16| Kita dan hujan

81 41 67
                                    

Kamu dan hujan. Dua hal yang berbeda, tapi sama-sama aku sukai.

***

Siang ini langit sedang tidak bersahabat. Baru saja ingin pulang, hujan sudah turun disertai guntur. Membuatku masih terjebak dimasjid kompleks perumahanku. Tidak ada payung untuk bisa kugunakan pulang.

Sejak beberapa bulan lalu, aku memang mulai aktif disini.  Seperti sekarang aku kebagian piket untuk membersihkan masjid bersama remaja-remaja lain.

Aku duduk di anak tangga teratas teras masjid sembari menunggu hujan reda. Setidaknya, gamis yang kupakai ini tidak basah karena hujan. Kalau aku memaksakan untuk menerobos, kemungkinan terbesar adalah malam ini aku akan demam. Apalagi aku pulang dengan berjalan kaki.

Tanganku sibuk mengutak-atik handphone. Mencoba menghubungi orang rumah, meminta agar mereka datang menjemput. Sayangnya, mereka malah menghilang saat dibutuhkan.

Aku masih fokus menatap layar hp sampai sebuah suara dehaman disebelah membuatku menoleh. Aku kaget bukan main saat melihat pemilik suara itu. Sejak kapan dia duduk disampingku?

"Nunggu hujan reda?" mungkin kalau orangnya bukan dia, aku sudah menjawab dengan ketus.

Tapi tidak mungkin 'kan aku membuat pandangan dia tentangku jadi buruk, atau aku akan menyesal.

Mungkin karena tak kunjung mendapatkan jawaban, tangannya ia kibaskan didepan wajahku. "Hey?" tegurnya.

Aku mengerjap, "Eh i-iya kak, aku lagi nunggu hujan reda."

Ia mengangguk, kembali menatap lurus kedepan. Aku berdeham, mencoba mencari topik pembicaraan agar tidak secanggung ini. "Kak Abyan kenapa ada disini?" pertanyaanku, tidak terdengar bodoh, 'kan?

"Sholat," jawabnya singkat.

"Bukan. Maksudnya tuh, aku nggak pernah lihat kakak sholat disini. Apalagi ini masjid kompleks. Sedangkan rumah kakak, jauh dari sini."

Kak Abyan mentapku. "Saya lagi nginap dirumah tante. Rumahnya ada di paling ujung kompleks sini." bisa-bisanya aku melupakan itu. Yumna kan juga sering menginap dirumah tantenya.

"Oh gitu." sudah, otakku sudah buntu untuk sekedar mencari topik pembicaraan.

"Nggak bawa payung?" aku menoleh sebelum akhirnya menggeleng, "Aku disini dari pagi. Nggak tau kalau siang ini bakal turun hujan."

Kak Abyan tiba-tiba berdiri, ia menatapku dari atas. "Ayo, saya antar pulang."

Aku mengedarkan pandangan. Dia mau mengantarku pakai apa?

Seolah tau isi pikiranku, ia kemudian berucap, "Saya kesini bawa payung untuk jaga-jaga karena tadi sebelum masuk dzuhur langit sudah mulai mendung. Daripada nunggu lama, lebih baik saya antar kamu. Jalan kaki, nggak apa-apa, 'kan?"

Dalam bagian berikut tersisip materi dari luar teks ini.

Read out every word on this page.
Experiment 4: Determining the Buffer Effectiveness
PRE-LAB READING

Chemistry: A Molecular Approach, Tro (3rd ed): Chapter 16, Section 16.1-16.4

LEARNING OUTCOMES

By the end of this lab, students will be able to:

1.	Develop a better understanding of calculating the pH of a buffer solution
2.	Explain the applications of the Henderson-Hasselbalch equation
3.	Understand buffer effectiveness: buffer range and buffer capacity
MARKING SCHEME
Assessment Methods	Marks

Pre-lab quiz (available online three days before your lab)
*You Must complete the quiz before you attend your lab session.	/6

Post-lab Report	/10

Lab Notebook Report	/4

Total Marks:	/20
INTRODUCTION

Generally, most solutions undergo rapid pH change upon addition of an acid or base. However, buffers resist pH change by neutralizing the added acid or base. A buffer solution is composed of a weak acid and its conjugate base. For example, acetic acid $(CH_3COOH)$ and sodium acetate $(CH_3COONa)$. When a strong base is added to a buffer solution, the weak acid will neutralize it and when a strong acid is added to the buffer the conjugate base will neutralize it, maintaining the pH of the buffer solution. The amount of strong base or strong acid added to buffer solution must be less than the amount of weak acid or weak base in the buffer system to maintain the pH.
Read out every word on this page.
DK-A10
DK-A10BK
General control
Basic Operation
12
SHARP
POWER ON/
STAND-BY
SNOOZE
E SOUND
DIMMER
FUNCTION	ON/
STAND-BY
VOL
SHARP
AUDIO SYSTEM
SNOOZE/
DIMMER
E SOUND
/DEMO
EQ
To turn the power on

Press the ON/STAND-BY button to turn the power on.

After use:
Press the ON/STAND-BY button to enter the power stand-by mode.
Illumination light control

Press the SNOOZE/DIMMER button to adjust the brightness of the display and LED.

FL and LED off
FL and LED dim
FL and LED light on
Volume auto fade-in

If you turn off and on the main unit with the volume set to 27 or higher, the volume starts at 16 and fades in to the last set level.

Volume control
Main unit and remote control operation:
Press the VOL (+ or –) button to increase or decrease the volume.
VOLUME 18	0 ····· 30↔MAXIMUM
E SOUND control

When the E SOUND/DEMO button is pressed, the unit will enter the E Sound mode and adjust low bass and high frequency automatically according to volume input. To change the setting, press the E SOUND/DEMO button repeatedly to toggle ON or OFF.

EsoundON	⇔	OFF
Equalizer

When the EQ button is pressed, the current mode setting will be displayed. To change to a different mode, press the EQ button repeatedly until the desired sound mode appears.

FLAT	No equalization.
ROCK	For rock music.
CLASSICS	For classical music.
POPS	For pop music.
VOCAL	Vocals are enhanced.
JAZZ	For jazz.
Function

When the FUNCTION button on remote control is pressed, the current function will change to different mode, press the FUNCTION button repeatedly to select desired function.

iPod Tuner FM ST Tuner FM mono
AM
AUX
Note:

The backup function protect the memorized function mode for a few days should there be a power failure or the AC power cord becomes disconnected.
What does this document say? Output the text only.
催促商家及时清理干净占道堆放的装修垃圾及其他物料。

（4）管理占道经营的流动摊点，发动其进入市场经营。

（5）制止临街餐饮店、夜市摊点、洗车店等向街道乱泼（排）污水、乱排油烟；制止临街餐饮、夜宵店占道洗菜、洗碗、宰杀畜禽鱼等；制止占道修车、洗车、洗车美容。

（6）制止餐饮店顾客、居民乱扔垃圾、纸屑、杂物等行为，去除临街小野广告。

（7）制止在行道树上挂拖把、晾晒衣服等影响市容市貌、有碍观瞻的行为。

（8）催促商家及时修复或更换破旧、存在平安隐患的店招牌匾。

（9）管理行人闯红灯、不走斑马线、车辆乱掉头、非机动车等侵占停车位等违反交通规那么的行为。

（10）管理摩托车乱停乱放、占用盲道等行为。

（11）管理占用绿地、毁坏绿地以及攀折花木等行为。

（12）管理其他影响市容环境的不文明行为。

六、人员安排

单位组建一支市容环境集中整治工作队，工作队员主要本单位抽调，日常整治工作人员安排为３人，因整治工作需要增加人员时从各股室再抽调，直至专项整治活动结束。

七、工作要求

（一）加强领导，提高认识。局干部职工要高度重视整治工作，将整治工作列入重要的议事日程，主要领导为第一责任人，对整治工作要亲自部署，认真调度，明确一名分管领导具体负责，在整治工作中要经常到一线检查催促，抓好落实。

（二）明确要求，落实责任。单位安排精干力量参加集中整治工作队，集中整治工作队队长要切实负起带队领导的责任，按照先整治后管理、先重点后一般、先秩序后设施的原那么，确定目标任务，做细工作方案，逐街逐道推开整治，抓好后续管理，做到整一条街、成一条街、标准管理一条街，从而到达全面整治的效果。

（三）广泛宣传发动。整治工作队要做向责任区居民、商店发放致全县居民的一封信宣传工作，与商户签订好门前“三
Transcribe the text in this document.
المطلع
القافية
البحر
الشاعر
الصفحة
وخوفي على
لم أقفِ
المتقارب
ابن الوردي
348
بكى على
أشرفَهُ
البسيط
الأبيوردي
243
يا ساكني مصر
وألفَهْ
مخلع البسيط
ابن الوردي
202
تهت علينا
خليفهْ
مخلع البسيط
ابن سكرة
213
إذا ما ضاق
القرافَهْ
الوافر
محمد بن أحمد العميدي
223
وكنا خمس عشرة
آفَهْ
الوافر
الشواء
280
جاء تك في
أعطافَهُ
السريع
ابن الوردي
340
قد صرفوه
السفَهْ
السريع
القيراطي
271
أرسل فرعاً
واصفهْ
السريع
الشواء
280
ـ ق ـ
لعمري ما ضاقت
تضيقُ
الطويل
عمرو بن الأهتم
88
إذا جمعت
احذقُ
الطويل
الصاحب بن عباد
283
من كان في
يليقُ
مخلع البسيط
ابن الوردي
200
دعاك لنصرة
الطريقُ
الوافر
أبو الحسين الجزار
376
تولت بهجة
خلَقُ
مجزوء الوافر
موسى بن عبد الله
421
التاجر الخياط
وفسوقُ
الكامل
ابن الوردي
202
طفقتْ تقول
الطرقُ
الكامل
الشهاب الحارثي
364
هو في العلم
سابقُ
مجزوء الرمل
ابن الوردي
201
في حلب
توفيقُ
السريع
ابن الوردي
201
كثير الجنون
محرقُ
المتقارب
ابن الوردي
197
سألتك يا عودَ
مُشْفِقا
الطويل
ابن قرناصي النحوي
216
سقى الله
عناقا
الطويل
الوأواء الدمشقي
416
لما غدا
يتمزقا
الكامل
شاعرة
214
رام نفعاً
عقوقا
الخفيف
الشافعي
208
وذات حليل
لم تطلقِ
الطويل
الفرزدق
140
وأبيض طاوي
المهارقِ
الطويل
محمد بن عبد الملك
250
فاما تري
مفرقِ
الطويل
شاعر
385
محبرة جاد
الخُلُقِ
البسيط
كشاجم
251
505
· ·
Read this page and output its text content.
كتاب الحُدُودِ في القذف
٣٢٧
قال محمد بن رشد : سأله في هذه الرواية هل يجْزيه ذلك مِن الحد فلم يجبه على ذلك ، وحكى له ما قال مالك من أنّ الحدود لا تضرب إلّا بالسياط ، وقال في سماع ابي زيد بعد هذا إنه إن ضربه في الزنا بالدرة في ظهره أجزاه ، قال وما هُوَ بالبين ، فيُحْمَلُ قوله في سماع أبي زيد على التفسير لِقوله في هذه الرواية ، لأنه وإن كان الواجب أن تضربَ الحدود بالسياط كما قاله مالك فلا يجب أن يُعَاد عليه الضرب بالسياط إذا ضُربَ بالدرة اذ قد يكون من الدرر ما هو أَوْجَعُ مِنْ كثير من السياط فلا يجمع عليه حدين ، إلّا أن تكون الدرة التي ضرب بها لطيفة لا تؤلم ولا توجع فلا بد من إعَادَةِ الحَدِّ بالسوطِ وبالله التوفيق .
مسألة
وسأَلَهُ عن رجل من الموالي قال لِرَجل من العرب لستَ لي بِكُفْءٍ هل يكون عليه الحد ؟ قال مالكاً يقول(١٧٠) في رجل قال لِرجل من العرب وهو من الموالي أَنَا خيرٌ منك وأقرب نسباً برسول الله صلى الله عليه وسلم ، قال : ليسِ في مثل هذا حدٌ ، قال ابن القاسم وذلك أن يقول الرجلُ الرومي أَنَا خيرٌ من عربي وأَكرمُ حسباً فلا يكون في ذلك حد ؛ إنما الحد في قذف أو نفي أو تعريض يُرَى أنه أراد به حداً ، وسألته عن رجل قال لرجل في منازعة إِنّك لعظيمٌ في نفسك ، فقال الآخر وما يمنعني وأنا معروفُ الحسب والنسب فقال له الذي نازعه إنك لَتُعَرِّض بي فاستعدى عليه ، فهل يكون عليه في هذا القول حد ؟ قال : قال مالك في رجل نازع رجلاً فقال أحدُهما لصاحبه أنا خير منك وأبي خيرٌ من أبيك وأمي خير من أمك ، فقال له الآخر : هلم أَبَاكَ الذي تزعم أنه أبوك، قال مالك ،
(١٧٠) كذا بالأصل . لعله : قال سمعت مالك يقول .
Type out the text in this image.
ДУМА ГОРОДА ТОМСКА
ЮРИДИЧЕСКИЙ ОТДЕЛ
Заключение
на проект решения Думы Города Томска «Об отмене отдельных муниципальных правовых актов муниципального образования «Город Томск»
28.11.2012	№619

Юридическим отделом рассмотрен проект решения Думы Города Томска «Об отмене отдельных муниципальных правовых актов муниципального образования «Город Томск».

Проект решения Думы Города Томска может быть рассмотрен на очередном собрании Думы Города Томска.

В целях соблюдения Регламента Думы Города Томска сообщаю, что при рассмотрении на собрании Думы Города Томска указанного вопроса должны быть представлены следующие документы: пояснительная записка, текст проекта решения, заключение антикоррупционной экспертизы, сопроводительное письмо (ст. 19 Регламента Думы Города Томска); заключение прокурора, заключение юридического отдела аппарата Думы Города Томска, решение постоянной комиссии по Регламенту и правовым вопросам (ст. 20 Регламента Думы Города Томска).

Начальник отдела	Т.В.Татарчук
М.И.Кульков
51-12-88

Aku berdiri mengikutinya, "Tapi rumah kita berlawanan arah. Lebih baik nggak usah, kak. Kakak pulang aja, nanti aku suruh bang Agam buat jemput," tolakku dengan hati-hati.

"Nggak apa-apa. Saya antar kamu pulang dulu. Rumah kamu nggak sejauh dari sini ke Bandung, 'kan?"

"Ya ... Iya sih." aku masih mencoba mencari alasan untuk menolak. Tapi kak Abyan seolah tak membiarkan itu, dia segera beranjak mengambil sebuah payung abu-abu yang tersandar di dinding. Tak lama, kembali mendekat ke arahku sambil membuka payungnya. "Ayo, nggak usah nolak. Buang-buang waktu."